The Green Bay Packers recently made a number of changes in the front office and among the coaches.  "Being in a position where it's Bring. The. Lombardi. Trophy. Home. is still not a bad place to be going into spring team activities."  Things could be worse, you could be a Bears fan.
Frankly, the Bears make too much of their history. It’s a crutch.

The franchise too often seems dedicated to an inverse version of Santayana’s maxim, hoping that by remembering the past it somehow gets repeated.

With little new to rally around, the Bears and their fans for decades have wrapped themselves in the team’s glory days and legacy as a pioneering NFL franchise the way Britons of a certain age recall the bygone British Empire.

They cling to history as if it were Linus Van Pelt’s blanket, ignoring a more recent past that inevitably feels like Lucy Van Pelt teeing up a field goal for Charlie Brown.

The distant past offers safe refuge from the sad realities of the half-century since founder and patriarch George Halas retired as coach for a fourth and final time.

It’s what enables the Halas heirs and loyal fans to continue taking pride in an organization that rarely lives up to a reputation from which it is now too long removed.

Better to glory in memories of bruising defenses, a litany of Hall of Famers and a burnished reputation for domination as the Monsters of the Midway than contemplate how modern Bears teams mostly sputter.
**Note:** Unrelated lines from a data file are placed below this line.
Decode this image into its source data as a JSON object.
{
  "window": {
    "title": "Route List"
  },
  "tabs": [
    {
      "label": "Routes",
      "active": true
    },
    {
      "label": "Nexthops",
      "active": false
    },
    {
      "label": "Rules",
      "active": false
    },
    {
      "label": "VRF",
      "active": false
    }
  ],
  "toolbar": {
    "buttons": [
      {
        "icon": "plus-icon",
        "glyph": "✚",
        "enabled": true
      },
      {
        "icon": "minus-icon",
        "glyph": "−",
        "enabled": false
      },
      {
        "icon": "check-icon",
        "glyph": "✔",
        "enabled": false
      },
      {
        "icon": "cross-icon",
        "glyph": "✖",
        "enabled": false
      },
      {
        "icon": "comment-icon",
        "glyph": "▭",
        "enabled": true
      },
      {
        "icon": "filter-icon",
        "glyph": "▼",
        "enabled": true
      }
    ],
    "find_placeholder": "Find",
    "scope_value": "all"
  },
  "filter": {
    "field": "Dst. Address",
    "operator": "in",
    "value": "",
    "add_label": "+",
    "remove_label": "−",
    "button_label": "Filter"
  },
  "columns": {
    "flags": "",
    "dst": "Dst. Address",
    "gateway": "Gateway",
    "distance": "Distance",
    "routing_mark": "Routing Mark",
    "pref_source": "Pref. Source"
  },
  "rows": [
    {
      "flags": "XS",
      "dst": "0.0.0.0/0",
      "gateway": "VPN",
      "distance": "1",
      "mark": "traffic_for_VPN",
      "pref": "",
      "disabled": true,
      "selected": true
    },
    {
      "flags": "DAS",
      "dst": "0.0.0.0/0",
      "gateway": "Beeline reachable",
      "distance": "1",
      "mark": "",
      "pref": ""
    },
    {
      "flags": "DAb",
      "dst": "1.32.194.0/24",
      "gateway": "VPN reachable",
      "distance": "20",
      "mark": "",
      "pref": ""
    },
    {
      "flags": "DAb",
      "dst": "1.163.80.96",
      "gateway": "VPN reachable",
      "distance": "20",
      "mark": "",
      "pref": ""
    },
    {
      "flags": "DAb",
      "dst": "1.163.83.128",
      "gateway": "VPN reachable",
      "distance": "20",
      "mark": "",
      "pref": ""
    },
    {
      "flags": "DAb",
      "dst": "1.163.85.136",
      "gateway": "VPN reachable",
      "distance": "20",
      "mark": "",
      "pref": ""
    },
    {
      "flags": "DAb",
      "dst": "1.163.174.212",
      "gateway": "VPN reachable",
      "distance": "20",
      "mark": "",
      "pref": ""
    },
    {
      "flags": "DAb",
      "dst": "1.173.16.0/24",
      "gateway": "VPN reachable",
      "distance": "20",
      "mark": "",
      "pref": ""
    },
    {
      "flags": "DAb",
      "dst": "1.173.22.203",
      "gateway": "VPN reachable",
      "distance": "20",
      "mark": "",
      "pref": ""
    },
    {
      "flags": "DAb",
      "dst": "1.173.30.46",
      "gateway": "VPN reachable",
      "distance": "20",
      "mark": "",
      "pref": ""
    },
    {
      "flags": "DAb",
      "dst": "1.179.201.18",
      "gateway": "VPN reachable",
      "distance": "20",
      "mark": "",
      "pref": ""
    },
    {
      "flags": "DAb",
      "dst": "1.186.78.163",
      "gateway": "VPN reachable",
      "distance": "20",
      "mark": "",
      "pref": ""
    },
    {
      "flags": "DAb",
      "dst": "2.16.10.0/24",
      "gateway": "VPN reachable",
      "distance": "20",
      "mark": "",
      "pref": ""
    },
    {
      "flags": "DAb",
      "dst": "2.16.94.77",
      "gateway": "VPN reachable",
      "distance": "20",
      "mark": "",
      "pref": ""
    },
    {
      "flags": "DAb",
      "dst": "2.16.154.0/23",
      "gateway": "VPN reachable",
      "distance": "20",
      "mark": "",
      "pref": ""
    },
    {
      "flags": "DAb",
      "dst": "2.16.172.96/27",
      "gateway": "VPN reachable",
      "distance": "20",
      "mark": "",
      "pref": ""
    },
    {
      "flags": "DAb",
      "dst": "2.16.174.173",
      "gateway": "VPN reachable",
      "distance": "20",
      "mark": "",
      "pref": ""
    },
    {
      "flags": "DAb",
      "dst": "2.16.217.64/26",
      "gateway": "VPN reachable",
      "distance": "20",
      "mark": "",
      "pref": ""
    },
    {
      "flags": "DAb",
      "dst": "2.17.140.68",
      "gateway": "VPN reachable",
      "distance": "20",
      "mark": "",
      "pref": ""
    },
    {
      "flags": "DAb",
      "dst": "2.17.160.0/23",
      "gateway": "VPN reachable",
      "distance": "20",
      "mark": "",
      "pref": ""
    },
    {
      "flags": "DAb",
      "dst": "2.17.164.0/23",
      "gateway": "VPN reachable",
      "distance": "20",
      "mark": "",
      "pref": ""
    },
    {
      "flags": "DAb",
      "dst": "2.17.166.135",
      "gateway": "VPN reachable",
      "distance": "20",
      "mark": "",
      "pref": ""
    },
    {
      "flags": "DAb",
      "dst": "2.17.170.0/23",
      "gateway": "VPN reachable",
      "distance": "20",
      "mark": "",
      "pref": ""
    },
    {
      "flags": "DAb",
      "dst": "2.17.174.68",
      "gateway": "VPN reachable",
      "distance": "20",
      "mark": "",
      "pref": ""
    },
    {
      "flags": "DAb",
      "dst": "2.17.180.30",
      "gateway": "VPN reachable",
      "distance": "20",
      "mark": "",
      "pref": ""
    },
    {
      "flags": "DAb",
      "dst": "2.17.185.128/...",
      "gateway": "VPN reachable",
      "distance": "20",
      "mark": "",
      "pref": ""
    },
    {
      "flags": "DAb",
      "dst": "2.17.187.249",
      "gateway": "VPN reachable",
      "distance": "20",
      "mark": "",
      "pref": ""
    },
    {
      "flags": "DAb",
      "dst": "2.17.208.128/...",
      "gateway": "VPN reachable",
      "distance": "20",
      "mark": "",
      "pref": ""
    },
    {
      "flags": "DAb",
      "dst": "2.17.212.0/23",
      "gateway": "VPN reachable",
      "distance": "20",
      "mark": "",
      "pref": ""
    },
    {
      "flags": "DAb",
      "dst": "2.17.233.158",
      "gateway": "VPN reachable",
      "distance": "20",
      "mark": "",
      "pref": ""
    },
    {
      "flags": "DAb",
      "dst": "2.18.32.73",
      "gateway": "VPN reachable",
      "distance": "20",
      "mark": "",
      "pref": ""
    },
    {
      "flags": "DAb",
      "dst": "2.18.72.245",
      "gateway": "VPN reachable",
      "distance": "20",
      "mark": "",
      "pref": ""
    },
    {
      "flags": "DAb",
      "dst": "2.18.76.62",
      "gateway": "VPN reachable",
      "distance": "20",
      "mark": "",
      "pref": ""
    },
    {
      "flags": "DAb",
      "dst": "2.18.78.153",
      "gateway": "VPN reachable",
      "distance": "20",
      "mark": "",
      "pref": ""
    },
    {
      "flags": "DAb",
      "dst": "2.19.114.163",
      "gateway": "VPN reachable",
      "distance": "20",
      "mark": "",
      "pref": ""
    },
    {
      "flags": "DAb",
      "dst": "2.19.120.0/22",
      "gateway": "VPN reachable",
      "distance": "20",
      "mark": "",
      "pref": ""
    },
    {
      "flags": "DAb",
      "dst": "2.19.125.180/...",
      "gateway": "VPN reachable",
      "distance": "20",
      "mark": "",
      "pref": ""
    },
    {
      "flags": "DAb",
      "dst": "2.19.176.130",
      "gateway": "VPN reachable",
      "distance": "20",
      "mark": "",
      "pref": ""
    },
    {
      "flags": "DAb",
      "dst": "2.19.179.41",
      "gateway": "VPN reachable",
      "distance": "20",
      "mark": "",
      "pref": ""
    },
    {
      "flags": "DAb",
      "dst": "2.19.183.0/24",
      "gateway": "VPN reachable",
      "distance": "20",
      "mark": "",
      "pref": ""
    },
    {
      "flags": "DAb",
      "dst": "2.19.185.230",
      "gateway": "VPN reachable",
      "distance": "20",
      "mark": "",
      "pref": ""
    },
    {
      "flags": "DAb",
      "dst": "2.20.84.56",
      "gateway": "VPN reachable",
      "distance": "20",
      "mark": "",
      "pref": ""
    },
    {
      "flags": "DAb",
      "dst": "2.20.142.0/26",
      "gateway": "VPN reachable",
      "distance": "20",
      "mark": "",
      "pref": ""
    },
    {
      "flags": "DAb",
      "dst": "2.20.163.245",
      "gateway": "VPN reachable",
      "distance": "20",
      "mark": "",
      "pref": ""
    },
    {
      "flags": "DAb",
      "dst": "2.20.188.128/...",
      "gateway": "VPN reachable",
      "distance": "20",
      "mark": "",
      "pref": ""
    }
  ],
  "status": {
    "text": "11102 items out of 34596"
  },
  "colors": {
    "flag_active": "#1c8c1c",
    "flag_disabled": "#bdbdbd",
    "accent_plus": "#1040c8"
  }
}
True, the Bears can lay claim to nine championships — the last being the Super Bowl triumph that 39-year-old Nagy recalls — which ranks second among all NFL teams behind only the Packers’ 13.
And yet, during the Ted Thompson era, the Packers had as many Super Bowl appearances, one at the end of the 2010 season, as did the Bears.  In Wisconsin, that's underachieving.  That the Packers won their Super Bowl, and beat out the Bears to get there, while the Bears lost their one Super Bowl, is not good enough.  One win and three losses in the conference title game, two of those losses coming in overtime, is not good enough.